Le hamster est dans la roue.

Résumé : j’ai commencé à travailler jeudi, Sylvain est là pour le week-end, je fête ce soir, et je n’ai toujours pas commencé à chercher sérieusement un nouvel appartement.

En fait, là tout de suite je suis assez énervé contre l’ordinateur que je suis en train d’utiliser, car cet abruti n’a rien trouvé de mieux que d’aller voir ailleurs alors que j’étais en train de rédiger la version précédente de ce post, anéantissant par là une description approfondie et pleine de détails de ce qui s’est passé depuis jeudi que je m’évertuais à rédiger depuis une demi-heure. Le drame.

Or il se trouve que je commence à être las d’écrire. Je zapperai donc le détail du début de travail dans des locaux où je n’avais pas encore de place jeudi et vendredi pour raison de formation professionnelle, de la soirée de jeudi où j’admirais en riant de leur ridicule les pulpeuses Gladiatrices, de la journée de vendredi passée en compagnie du chaton du patron, du repas de vendredi midi où je me suis rempli la panse et ai ravi mes papilles gustatives par un repas dans le restaurant thaï proche, de la soirée de vendredi soir passée à raccompagner un finlandais à la gare et à se promener pour prendre l’air frais et boire un peu, la grasse matinée de samedi matin, les courses au Carrefour avec Sylvain, la cuisine de son gâteau d’anniversaire, la soirée en bonne compagnie samedi soir et la petite séance de DDR, la nuit courte mais reposante, et la soirée qui s’annonce pour fêter le départ de kernel et l’anniversaire de Sylvain.

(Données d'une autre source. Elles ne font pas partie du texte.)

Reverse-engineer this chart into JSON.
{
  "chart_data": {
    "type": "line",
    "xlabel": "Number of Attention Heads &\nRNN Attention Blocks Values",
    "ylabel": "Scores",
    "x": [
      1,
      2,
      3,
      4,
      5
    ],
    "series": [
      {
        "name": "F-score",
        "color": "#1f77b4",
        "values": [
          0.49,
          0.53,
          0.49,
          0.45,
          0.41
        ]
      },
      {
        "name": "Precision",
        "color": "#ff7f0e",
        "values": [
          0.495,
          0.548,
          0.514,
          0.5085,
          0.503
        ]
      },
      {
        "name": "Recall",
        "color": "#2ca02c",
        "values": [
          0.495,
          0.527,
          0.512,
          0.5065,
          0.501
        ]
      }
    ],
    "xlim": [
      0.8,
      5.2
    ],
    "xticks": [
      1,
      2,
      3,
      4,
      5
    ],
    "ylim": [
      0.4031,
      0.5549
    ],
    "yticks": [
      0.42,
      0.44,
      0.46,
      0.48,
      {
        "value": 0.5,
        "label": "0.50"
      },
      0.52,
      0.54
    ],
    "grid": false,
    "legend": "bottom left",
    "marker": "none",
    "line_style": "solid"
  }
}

Et le rendez-vous chez Louise pour manger avant d’aller au Merle, demain soir, déjà contracté.

Quel dommage, hein, de perdre tous les détails sur ces aventures trépidantes que j’avais si consciencieusement rédigés ? La faute en revient à ce pauvre matériel vieux et éprouvé, que j’ai tenté, à mes dépens hélas, d’utiliser quelques instants sans observer au préalable la qualité fatiguée des ventilateurs d’un des deux processeurs et en déduire une fréquence élevée de sauvegarde de ma rédaction. (habitude perdue depuis si longtemps !)

Bref.

Maintenant il faudrait quand même que je trouve de quoi me loger à Paris. Après une inscription sur un site de petites annonces de colocation la semaine dernière, une vague de fatigue m’a envahi à l’idée de tout le travail que représente la tâche de scruter les annonces, aller visiter les lieux et parler avec les gens. Par ailleurs, je m’aperçois chaque jour avec autant d’effroi des prix des locations en ce moment, ce qui n’est pas sans me faire regretter le doux confort de ma prise en charge en Suède.

Ouin !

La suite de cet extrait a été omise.